Rowen’s eyes warred and lashed in a way his restrained body couldn’t. “He was like a father to me.”
“But he wasn’t your father, was he? He wasmine.”
“You’ve always been rather fond of that word. Haven’t you, Fou? Taking what you believe to be yours by any force necessary. Tell me, what will you do when there is nothing left to take?”
Aliphoura’s glittering stare darted from me to Rowen. “There will always be something for the taking, always a means of keeping what’s mine. You know my father treated you more like his own blood than he ever did me. A son was all he ever dreamed of, and you filled the role perfectly. How could I ever compete with that?”
“It was never a competition. That you couldn’t see that, proves you don’t deserve his legacy.”
“A weakened legacy in need of rebuilding, but never mind all that,” she said, intimately tracing her fingers along Rowen’s heaving chest, stroking his exposed skin. “Did you ever wonder why you could never utter my name? Or find your way home? Did you ever question why you always felt me near? Always sensed me over your shoulder, listening?” she asked, plucking the stone medallion out from his shirt. “I hated having to curse you with your mother’s necklace. I really did, but I knew you were too sentimental to ever remove it.”
Rowen’s eyes widened in horror.
“I may have eyes and ears everywhere, but none more helpful than the oculus around your neck. Your last treasured possession. I cursed it long ago to keep an eye on you. And I did warn you, darling. If I can’t have you, no one can. You used to fight for me the way you fight for her, which leads me to believe she must be very valuable. I think I should like to keep the little star for myself. Perhaps as my chained pet?” She laughed airily, enjoying each and every moment as this nightmare unfolded to her whims.
“No,” I barely breathed, finally seeing the trap she’d so carefully woven around us all—the moment she’d been waiting for.

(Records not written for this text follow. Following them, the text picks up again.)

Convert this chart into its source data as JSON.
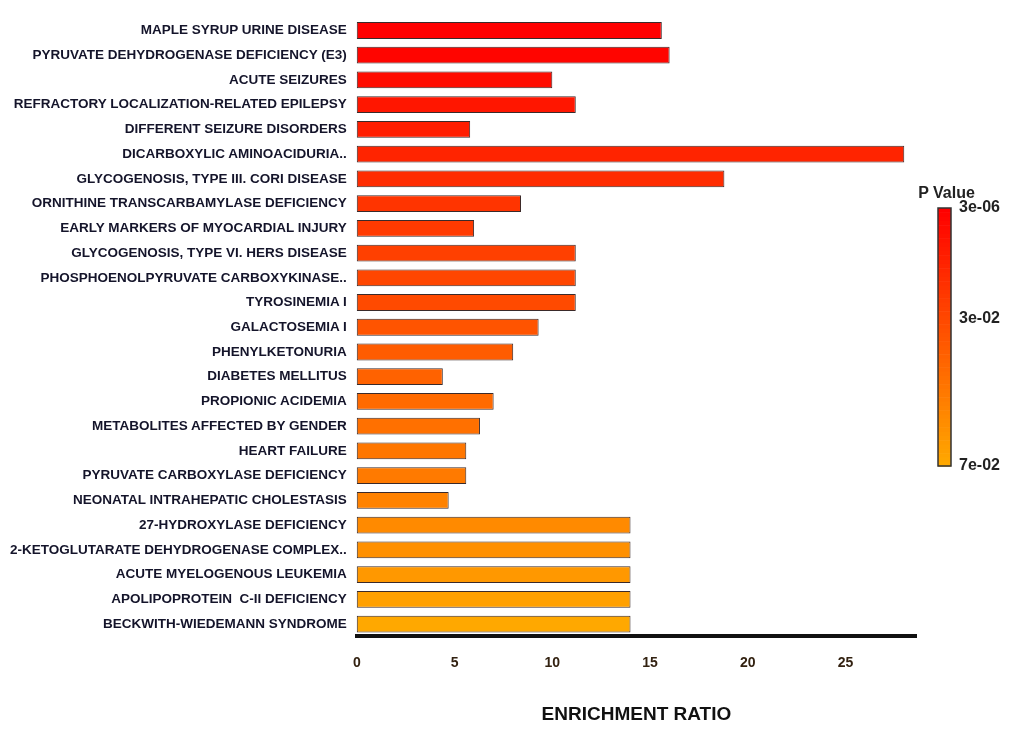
{
  "chart_data": {
    "type": "bar",
    "orientation": "horizontal",
    "xlabel": "ENRICHMENT RATIO",
    "clabel": "P Value",
    "categories": [
      "MAPLE SYRUP URINE DISEASE",
      "PYRUVATE DEHYDROGENASE DEFICIENCY (E3)",
      "ACUTE SEIZURES",
      "REFRACTORY LOCALIZATION-RELATED EPILEPSY",
      "DIFFERENT SEIZURE DISORDERS",
      "DICARBOXYLIC AMINOACIDURIA..",
      "GLYCOGENOSIS, TYPE III. CORI DISEASE",
      "ORNITHINE TRANSCARBAMYLASE DEFICIENCY",
      "EARLY MARKERS OF MYOCARDIAL INJURY",
      "GLYCOGENOSIS, TYPE VI. HERS DISEASE",
      "PHOSPHOENOLPYRUVATE CARBOXYKINASE..",
      "TYROSINEMIA I",
      "GALACTOSEMIA I",
      "PHENYLKETONURIA",
      "DIABETES MELLITUS",
      "PROPIONIC ACIDEMIA",
      "METABOLITES AFFECTED BY GENDER",
      "HEART FAILURE",
      "PYRUVATE CARBOXYLASE DEFICIENCY",
      "NEONATAL INTRAHEPATIC CHOLESTASIS",
      "27-HYDROXYLASE DEFICIENCY",
      "2-KETOGLUTARATE DEHYDROGENASE COMPLEX..",
      "ACUTE MYELOGENOUS LEUKEMIA",
      "APOLIPOPROTEIN  C-II DEFICIENCY",
      "BECKWITH-WIEDEMANN SYNDROME"
    ],
    "values": [
      15.6,
      16.0,
      10.0,
      11.2,
      5.8,
      28.0,
      18.8,
      8.4,
      6.0,
      11.2,
      11.2,
      11.2,
      9.3,
      8.0,
      4.4,
      7.0,
      6.3,
      5.6,
      5.6,
      4.7,
      14.0,
      14.0,
      14.0,
      14.0,
      14.0
    ],
    "colors": [
      "#ff0000",
      "#ff0500",
      "#ff0c00",
      "#ff1600",
      "#ff1e00",
      "#ff2400",
      "#ff2c00",
      "#ff3400",
      "#ff3a00",
      "#ff4000",
      "#ff4600",
      "#ff4a00",
      "#ff5400",
      "#ff5c00",
      "#ff6200",
      "#ff6a00",
      "#ff7000",
      "#ff7600",
      "#ff7a00",
      "#ff8200",
      "#ff8a00",
      "#ff9000",
      "#ff9800",
      "#ffa000",
      "#ffa800"
    ],
    "xlim": [
      0,
      28.6
    ],
    "xticks": [
      0,
      5,
      10,
      15,
      20,
      25
    ],
    "clim": [
      3e-06,
      0.07
    ],
    "cticks": [
      {
        "value": 3e-06,
        "label": "3e-06"
      },
      {
        "value": 0.03,
        "label": "3e-02"
      },
      {
        "value": 0.07,
        "label": "7e-02"
      }
    ],
    "grid": false,
    "legend": false
  }
}
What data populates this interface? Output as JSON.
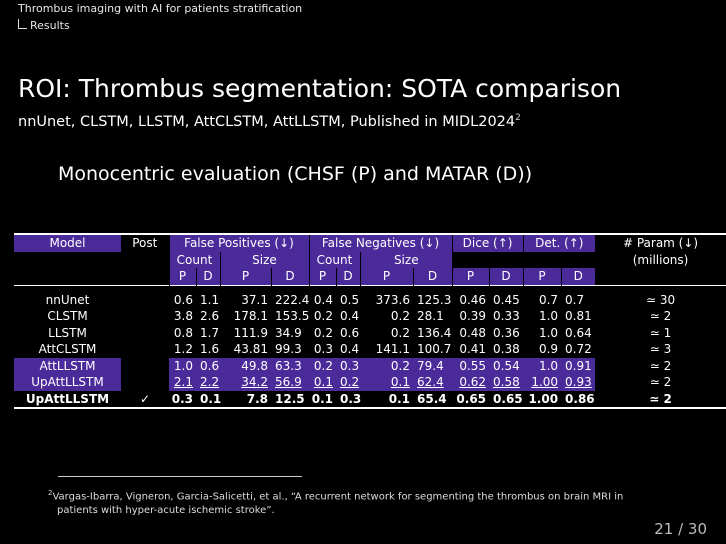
{
  "header": {
    "nav_title": "Thrombus imaging with AI for patients stratification",
    "nav_section": "Results"
  },
  "slide": {
    "title": "ROI: Thrombus segmentation: SOTA comparison",
    "subtitle": "nnUnet, CLSTM, LLSTM, AttCLSTM, AttLLSTM, Published in MIDL2024",
    "subtitle_ref": "2",
    "heading": "Monocentric evaluation (CHSF (P) and MATAR (D))"
  },
  "table": {
    "headers": {
      "model": "Model",
      "post": "Post",
      "fp": "False Positives (↓)",
      "fn": "False Negatives (↓)",
      "dice": "Dice (↑)",
      "det": "Det. (↑)",
      "param": "# Param (↓)",
      "param_unit": "(millions)",
      "count": "Count",
      "size": "Size",
      "p": "P",
      "d": "D"
    },
    "rows": [
      {
        "model": "nnUnet",
        "post": "",
        "fp_cp": "0.6",
        "fp_cd": "1.1",
        "fp_sp": "37.1",
        "fp_sd": "222.4",
        "fn_cp": "0.4",
        "fn_cd": "0.5",
        "fn_sp": "373.6",
        "fn_sd": "125.3",
        "dice_p": "0.46",
        "dice_d": "0.45",
        "det_p": "0.7",
        "det_d": "0.7",
        "param": "≃ 30"
      },
      {
        "model": "CLSTM",
        "post": "",
        "fp_cp": "3.8",
        "fp_cd": "2.6",
        "fp_sp": "178.1",
        "fp_sd": "153.5",
        "fn_cp": "0.2",
        "fn_cd": "0.4",
        "fn_sp": "0.2",
        "fn_sd": "28.1",
        "dice_p": "0.39",
        "dice_d": "0.33",
        "det_p": "1.0",
        "det_d": "0.81",
        "param": "≃ 2"
      },
      {
        "model": "LLSTM",
        "post": "",
        "fp_cp": "0.8",
        "fp_cd": "1.7",
        "fp_sp": "111.9",
        "fp_sd": "34.9",
        "fn_cp": "0.2",
        "fn_cd": "0.6",
        "fn_sp": "0.2",
        "fn_sd": "136.4",
        "dice_p": "0.48",
        "dice_d": "0.36",
        "det_p": "1.0",
        "det_d": "0.64",
        "param": "≃ 1"
      },
      {
        "model": "AttCLSTM",
        "post": "",
        "fp_cp": "1.2",
        "fp_cd": "1.6",
        "fp_sp": "43.81",
        "fp_sd": "99.3",
        "fn_cp": "0.3",
        "fn_cd": "0.4",
        "fn_sp": "141.1",
        "fn_sd": "100.7",
        "dice_p": "0.41",
        "dice_d": "0.38",
        "det_p": "0.9",
        "det_d": "0.72",
        "param": "≃ 3"
      },
      {
        "model": "AttLLSTM",
        "post": "",
        "fp_cp": "1.0",
        "fp_cd": "0.6",
        "fp_sp": "49.8",
        "fp_sd": "63.3",
        "fn_cp": "0.2",
        "fn_cd": "0.3",
        "fn_sp": "0.2",
        "fn_sd": "79.4",
        "dice_p": "0.55",
        "dice_d": "0.54",
        "det_p": "1.0",
        "det_d": "0.91",
        "param": "≃ 2"
      },
      {
        "model": "UpAttLLSTM",
        "post": "",
        "fp_cp": "2.1",
        "fp_cd": "2.2",
        "fp_sp": "34.2",
        "fp_sd": "56.9",
        "fn_cp": "0.1",
        "fn_cd": "0.2",
        "fn_sp": "0.1",
        "fn_sd": "62.4",
        "dice_p": "0.62",
        "dice_d": "0.58",
        "det_p": "1.00",
        "det_d": "0.93",
        "param": "≃ 2"
      },
      {
        "model": "UpAttLLSTM",
        "post": "✓",
        "fp_cp": "0.3",
        "fp_cd": "0.1",
        "fp_sp": "7.8",
        "fp_sd": "12.5",
        "fn_cp": "0.1",
        "fn_cd": "0.3",
        "fn_sp": "0.1",
        "fn_sd": "65.4",
        "dice_p": "0.65",
        "dice_d": "0.65",
        "det_p": "1.00",
        "det_d": "0.86",
        "param": "≃ 2"
      }
    ]
  },
  "footnote": {
    "ref": "2",
    "line1": "Vargas-Ibarra, Vigneron, Garcia-Salicetti, et al., “A recurrent network for segmenting the thrombus on brain MRI in",
    "line2": "patients with hyper-acute ischemic stroke”."
  },
  "page": {
    "number": "21 / 30"
  }
}
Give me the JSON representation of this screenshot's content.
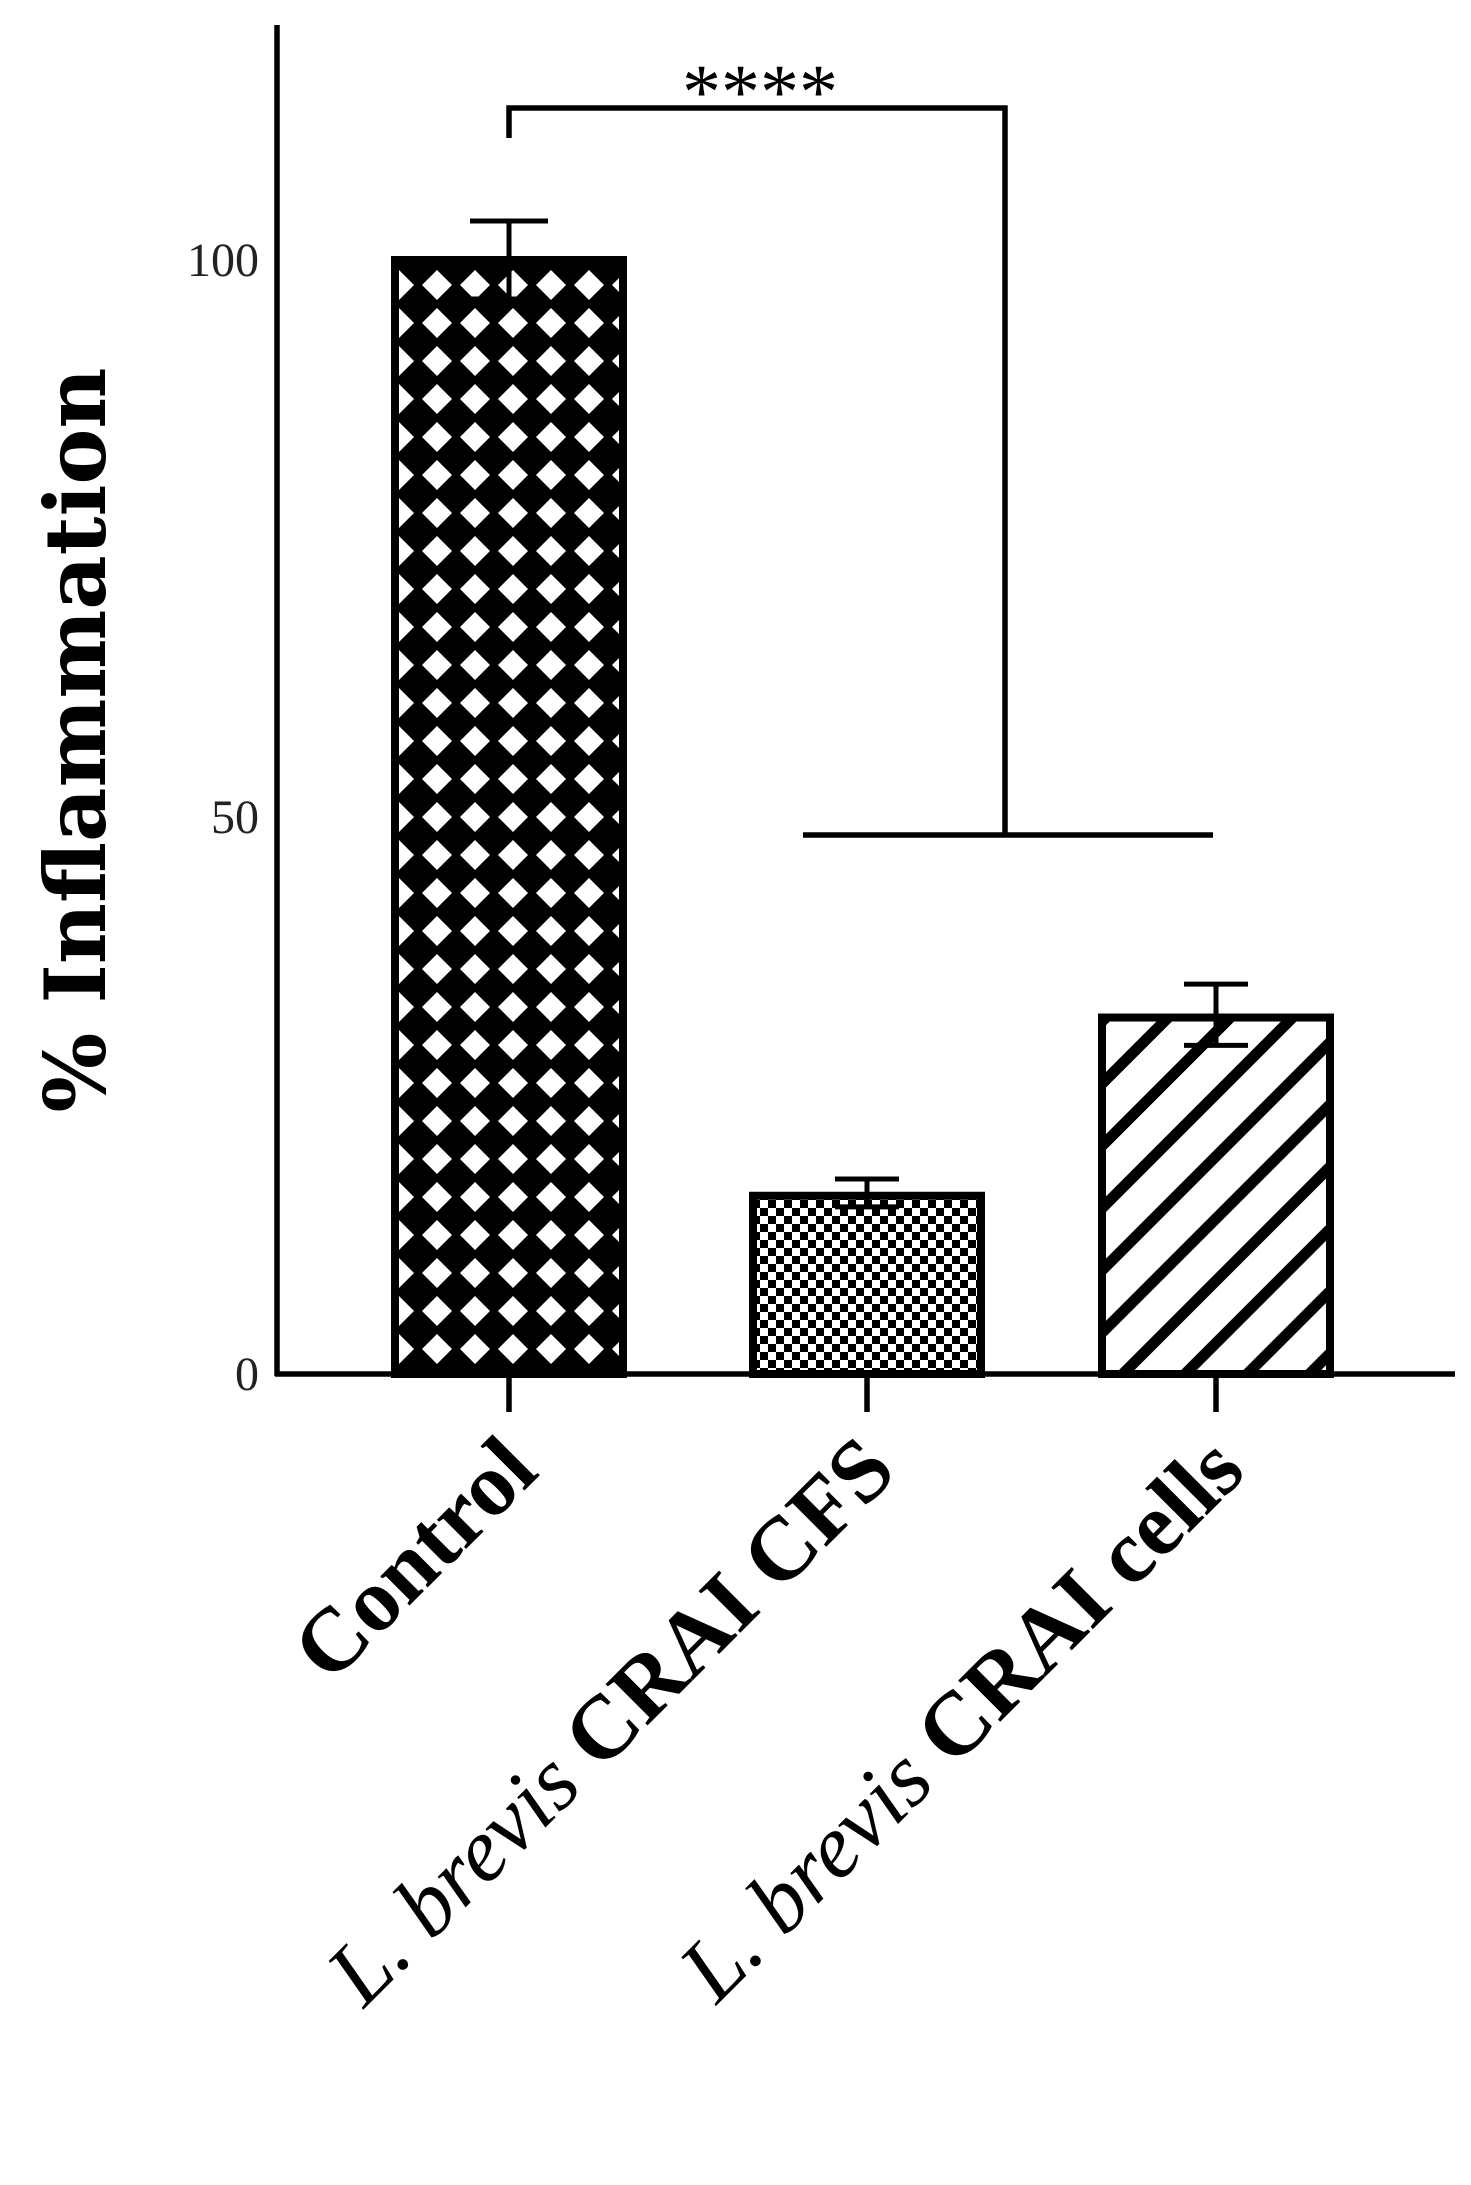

“Let her go,” Rowen said breathlessly, his broad chest jackhammering beneath his rising chin. “Take me and let her go.”
38
An eternity seemed to pass before Aliphoura smiled a grin so wickedly beautiful it could bring empires to their knees. “I heard whisperings the Synodic Son had returned. Naturally, my curiosity got the better of me, and my search to find him began. Imagine to my surprise when I learned she was a woman and that you were the one to find her. I’m not sure I get the fuss, though she did manage to survive Caeryn longer than most.” Her voice was unhurried and relaxed as she held our fates within the palm of her hands. “However, if you continue to do as I say, she will remain unharmed. If anything happens to me, she dies. Do I have your compliance?”
Rowen seethed from every pore but agreed with the slightest tick of his jaw, and Aliphoura motioned for her guards to stand down. They roughly released Rowen from their grasp, and he staggered as he fought for his footing.
Aliphoura took another stride towards him, her shadow guards moving with her in lockstep. She pressed her slender body against his, not taking her eyes off me as she did so. She wanted to watch me as she took what I would never have.
“Prove to me in a token of goodwill why I should agree to such a trade,” she said gently, tilting her delicately long neck back to look at him.
Rowen’s entire body stiffened, but he didn’t resist or push away in the slightest as Fou brought her perfect blood red lips to his unresponsive mouth.